I hope you have been enjoying this summer. Well, here it is summer. It’s been very hot and humid this year in southern New Hampshire, but life is good. Since we only really have three or four months of warm weather, I’ll take it!
As always, I have been on the hunt for new things to add to the Vintage Eve’s shop this summer. I’ve come across some nice pieces, too! I am definitely drawn to fine china. It’s part of my obsession with vintage kitchen stuff (as if you couldn’t tell from reading this blog), but that’s why I have the shop — to support my habit, which in turn allows me to buy more. It’s a circle.
I happen to have a few pieces by Noritake and I was wondering the other day how long they have been in business. So, here we go.
Noritake started as a trading company in 1876. According to Noritakechina.com it was the baby of the Morimura brothers. Ichizaemon Morimura decided to open an export business, mainly to keep money flowing into his country, and he sent his brother, Toyo, to New York to open Morimura Brothers, an import business. Very smart really. Morimura Brothers imported china and other items for sale in the U.S., exported by the other brother, Ichizaemon (Noritake.co.jp).
In Noritake, a small suburb of Nagoya, Japan, a factory was created in 1904, particularly to create fine porcelain dinnerware to export to the United States. It didn’t happen until 1914, though, that they were able to accomplish this feat. There was a lot of trial and error to get a dinnerware line that could be exported.
Most of their designs were hand-painted in the beginning with a liberal addition of gold embellishment. As they grew, they perfected their manufacturing techniques and Noritake took off. Noritake china is now sold world-wide. Originally, the brand was called “Nippon Toki Gomei Kaisha,” which eventually became Noritake Company, Limited.
Their backstamps, or porcelain marks, vary greatly. The earliest one is a circle with a “Maruki Mark,” dating to 1902. There is also a “Royal Sometuke NIPPON” mark that dates to 1906. One registered mark in 1908 is an “RC” underlined over a fulcrum with “Noritake” underneath. There is an extensive list of marks with pictures at http://www.noritakecollectorsguild.info/bstamps/. Check them out.

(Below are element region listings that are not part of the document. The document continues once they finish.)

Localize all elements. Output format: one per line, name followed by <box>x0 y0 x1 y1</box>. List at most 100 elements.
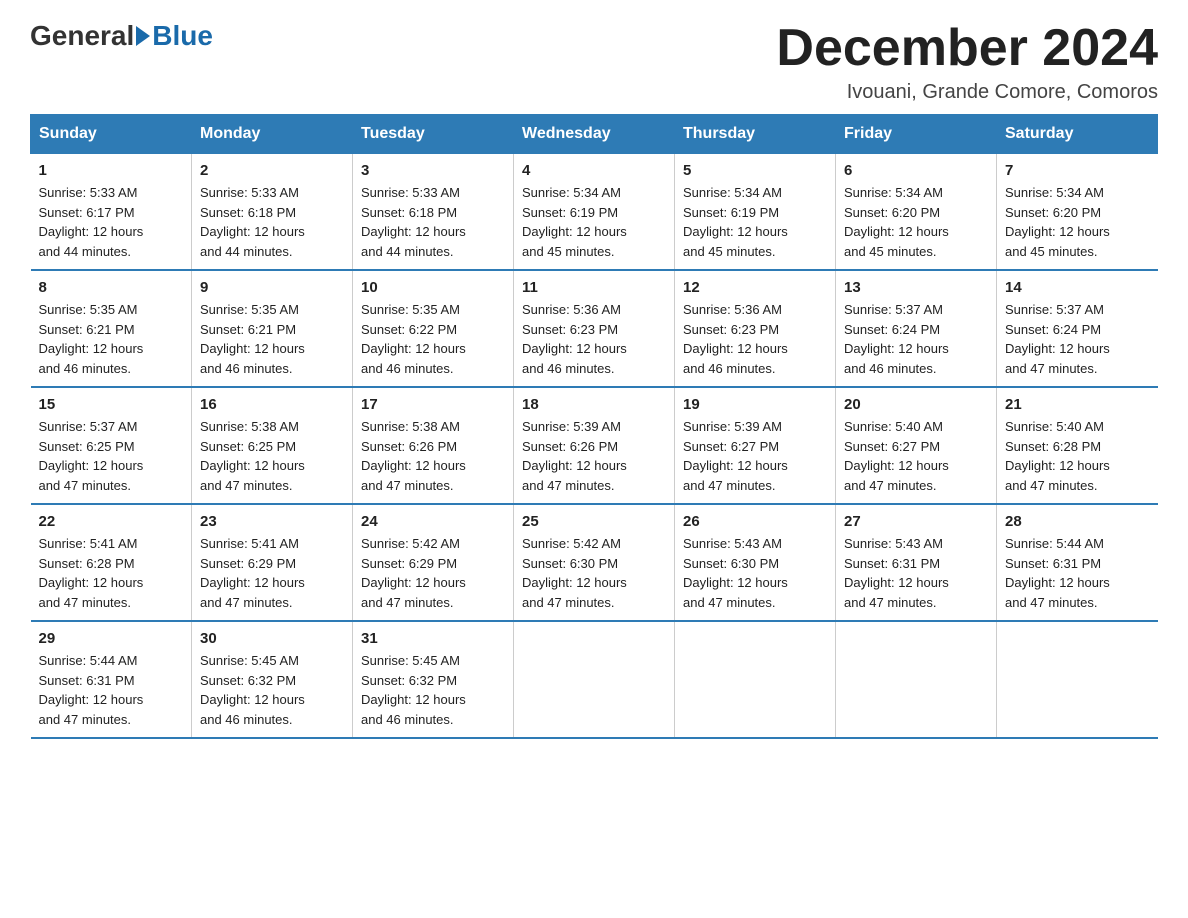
calendar-cell: 20 Sunrise: 5:40 AM Sunset: 6:27 PM Dayl… <box>836 387 997 504</box>
calendar-table: SundayMondayTuesdayWednesdayThursdayFrid… <box>30 114 1158 739</box>
weekday-header-thursday: Thursday <box>675 115 836 154</box>
calendar-cell: 1 Sunrise: 5:33 AM Sunset: 6:17 PM Dayli… <box>31 154 192 271</box>
day-info: Sunrise: 5:43 AM Sunset: 6:30 PM Dayligh… <box>683 534 827 612</box>
weekday-header-friday: Friday <box>836 115 997 154</box>
calendar-cell: 31 Sunrise: 5:45 AM Sunset: 6:32 PM Dayl… <box>353 621 514 738</box>
day-info: Sunrise: 5:33 AM Sunset: 6:17 PM Dayligh… <box>39 183 184 261</box>
calendar-cell: 28 Sunrise: 5:44 AM Sunset: 6:31 PM Dayl… <box>997 504 1158 621</box>
day-info: Sunrise: 5:34 AM Sunset: 6:20 PM Dayligh… <box>844 183 988 261</box>
page-header: General Blue December 2024 Ivouani, Gran… <box>30 20 1158 104</box>
calendar-cell: 26 Sunrise: 5:43 AM Sunset: 6:30 PM Dayl… <box>675 504 836 621</box>
logo-blue-text: Blue <box>152 20 213 52</box>
day-info: Sunrise: 5:33 AM Sunset: 6:18 PM Dayligh… <box>361 183 505 261</box>
day-number: 11 <box>522 279 666 296</box>
day-info: Sunrise: 5:34 AM Sunset: 6:19 PM Dayligh… <box>522 183 666 261</box>
day-number: 23 <box>200 513 344 530</box>
day-info: Sunrise: 5:37 AM Sunset: 6:24 PM Dayligh… <box>1005 300 1150 378</box>
calendar-cell <box>514 621 675 738</box>
day-number: 26 <box>683 513 827 530</box>
day-info: Sunrise: 5:34 AM Sunset: 6:19 PM Dayligh… <box>683 183 827 261</box>
day-number: 2 <box>200 162 344 179</box>
title-section: December 2024 Ivouani, Grande Comore, Co… <box>776 20 1158 104</box>
day-number: 13 <box>844 279 988 296</box>
day-info: Sunrise: 5:35 AM Sunset: 6:21 PM Dayligh… <box>39 300 184 378</box>
day-number: 25 <box>522 513 666 530</box>
day-number: 16 <box>200 396 344 413</box>
day-number: 3 <box>361 162 505 179</box>
calendar-cell: 17 Sunrise: 5:38 AM Sunset: 6:26 PM Dayl… <box>353 387 514 504</box>
day-info: Sunrise: 5:35 AM Sunset: 6:22 PM Dayligh… <box>361 300 505 378</box>
weekday-header-saturday: Saturday <box>997 115 1158 154</box>
day-number: 28 <box>1005 513 1150 530</box>
logo: General Blue <box>30 20 213 52</box>
day-info: Sunrise: 5:37 AM Sunset: 6:24 PM Dayligh… <box>844 300 988 378</box>
day-info: Sunrise: 5:41 AM Sunset: 6:28 PM Dayligh… <box>39 534 184 612</box>
day-info: Sunrise: 5:39 AM Sunset: 6:27 PM Dayligh… <box>683 417 827 495</box>
day-number: 24 <box>361 513 505 530</box>
calendar-cell: 4 Sunrise: 5:34 AM Sunset: 6:19 PM Dayli… <box>514 154 675 271</box>
week-row-4: 22 Sunrise: 5:41 AM Sunset: 6:28 PM Dayl… <box>31 504 1158 621</box>
day-number: 29 <box>39 630 184 647</box>
day-info: Sunrise: 5:40 AM Sunset: 6:28 PM Dayligh… <box>1005 417 1150 495</box>
day-info: Sunrise: 5:44 AM Sunset: 6:31 PM Dayligh… <box>39 651 184 729</box>
calendar-cell: 14 Sunrise: 5:37 AM Sunset: 6:24 PM Dayl… <box>997 270 1158 387</box>
day-info: Sunrise: 5:34 AM Sunset: 6:20 PM Dayligh… <box>1005 183 1150 261</box>
calendar-cell: 15 Sunrise: 5:37 AM Sunset: 6:25 PM Dayl… <box>31 387 192 504</box>
calendar-cell: 16 Sunrise: 5:38 AM Sunset: 6:25 PM Dayl… <box>192 387 353 504</box>
day-number: 9 <box>200 279 344 296</box>
calendar-cell: 23 Sunrise: 5:41 AM Sunset: 6:29 PM Dayl… <box>192 504 353 621</box>
weekday-header-monday: Monday <box>192 115 353 154</box>
calendar-cell: 8 Sunrise: 5:35 AM Sunset: 6:21 PM Dayli… <box>31 270 192 387</box>
calendar-cell: 9 Sunrise: 5:35 AM Sunset: 6:21 PM Dayli… <box>192 270 353 387</box>
day-number: 31 <box>361 630 505 647</box>
weekday-header-wednesday: Wednesday <box>514 115 675 154</box>
day-info: Sunrise: 5:45 AM Sunset: 6:32 PM Dayligh… <box>361 651 505 729</box>
calendar-cell: 29 Sunrise: 5:44 AM Sunset: 6:31 PM Dayl… <box>31 621 192 738</box>
calendar-cell: 11 Sunrise: 5:36 AM Sunset: 6:23 PM Dayl… <box>514 270 675 387</box>
month-title: December 2024 <box>776 20 1158 77</box>
calendar-cell: 27 Sunrise: 5:43 AM Sunset: 6:31 PM Dayl… <box>836 504 997 621</box>
calendar-cell: 5 Sunrise: 5:34 AM Sunset: 6:19 PM Dayli… <box>675 154 836 271</box>
calendar-cell: 22 Sunrise: 5:41 AM Sunset: 6:28 PM Dayl… <box>31 504 192 621</box>
day-number: 19 <box>683 396 827 413</box>
calendar-cell: 18 Sunrise: 5:39 AM Sunset: 6:26 PM Dayl… <box>514 387 675 504</box>
day-info: Sunrise: 5:42 AM Sunset: 6:30 PM Dayligh… <box>522 534 666 612</box>
day-info: Sunrise: 5:35 AM Sunset: 6:21 PM Dayligh… <box>200 300 344 378</box>
calendar-cell: 21 Sunrise: 5:40 AM Sunset: 6:28 PM Dayl… <box>997 387 1158 504</box>
day-number: 22 <box>39 513 184 530</box>
calendar-cell <box>836 621 997 738</box>
day-info: Sunrise: 5:36 AM Sunset: 6:23 PM Dayligh… <box>683 300 827 378</box>
day-info: Sunrise: 5:33 AM Sunset: 6:18 PM Dayligh… <box>200 183 344 261</box>
day-number: 20 <box>844 396 988 413</box>
day-number: 14 <box>1005 279 1150 296</box>
week-row-3: 15 Sunrise: 5:37 AM Sunset: 6:25 PM Dayl… <box>31 387 1158 504</box>
calendar-cell: 24 Sunrise: 5:42 AM Sunset: 6:29 PM Dayl… <box>353 504 514 621</box>
day-info: Sunrise: 5:36 AM Sunset: 6:23 PM Dayligh… <box>522 300 666 378</box>
day-info: Sunrise: 5:44 AM Sunset: 6:31 PM Dayligh… <box>1005 534 1150 612</box>
logo-arrow-icon <box>136 26 150 46</box>
day-info: Sunrise: 5:40 AM Sunset: 6:27 PM Dayligh… <box>844 417 988 495</box>
day-info: Sunrise: 5:39 AM Sunset: 6:26 PM Dayligh… <box>522 417 666 495</box>
calendar-cell: 13 Sunrise: 5:37 AM Sunset: 6:24 PM Dayl… <box>836 270 997 387</box>
day-number: 30 <box>200 630 344 647</box>
calendar-cell: 3 Sunrise: 5:33 AM Sunset: 6:18 PM Dayli… <box>353 154 514 271</box>
calendar-cell: 7 Sunrise: 5:34 AM Sunset: 6:20 PM Dayli… <box>997 154 1158 271</box>
week-row-2: 8 Sunrise: 5:35 AM Sunset: 6:21 PM Dayli… <box>31 270 1158 387</box>
calendar-cell: 25 Sunrise: 5:42 AM Sunset: 6:30 PM Dayl… <box>514 504 675 621</box>
day-info: Sunrise: 5:41 AM Sunset: 6:29 PM Dayligh… <box>200 534 344 612</box>
week-row-5: 29 Sunrise: 5:44 AM Sunset: 6:31 PM Dayl… <box>31 621 1158 738</box>
day-number: 4 <box>522 162 666 179</box>
calendar-cell: 2 Sunrise: 5:33 AM Sunset: 6:18 PM Dayli… <box>192 154 353 271</box>
day-info: Sunrise: 5:45 AM Sunset: 6:32 PM Dayligh… <box>200 651 344 729</box>
week-row-1: 1 Sunrise: 5:33 AM Sunset: 6:17 PM Dayli… <box>31 154 1158 271</box>
day-info: Sunrise: 5:42 AM Sunset: 6:29 PM Dayligh… <box>361 534 505 612</box>
calendar-cell: 12 Sunrise: 5:36 AM Sunset: 6:23 PM Dayl… <box>675 270 836 387</box>
calendar-cell <box>675 621 836 738</box>
day-number: 21 <box>1005 396 1150 413</box>
day-number: 12 <box>683 279 827 296</box>
location-title: Ivouani, Grande Comore, Comoros <box>776 81 1158 104</box>
calendar-cell: 6 Sunrise: 5:34 AM Sunset: 6:20 PM Dayli… <box>836 154 997 271</box>
day-number: 15 <box>39 396 184 413</box>
day-number: 7 <box>1005 162 1150 179</box>
day-number: 1 <box>39 162 184 179</box>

It was very interesting that two brothers started this company, and that it is still in business. The company managed to diversify into many different fields, which served them well. Along with fine china, the company currently creates grinding wheels for various industries, their printing and color mixing techniques are used in technology, including automobiles, and their engineering techniques are used in yet other areas of industry. They survived during the Occupation years after WWII, and continued to create and diversify into present day.
I hope you enjoyed learning about this company with its rich history. Japan itself is a beautiful country. My daughter recently returned from a school trip there, and her pictures are amazing.
I hope that you enjoy the rest of your summer (if it’s summer where you are!). I will enjoy the roughly 60 days before it turns colder here, although, I’m more a fan of Autumn in New Hampshire, anyway. If you’ve never experienced a Fall in New Hampshire, with the burst of oranges, golds, and reds, it’s amazing, and only lasts a month, maybe a month and a half if you’re lucky. I’m hoping for a long Autumn before the snow flies. Have a great week!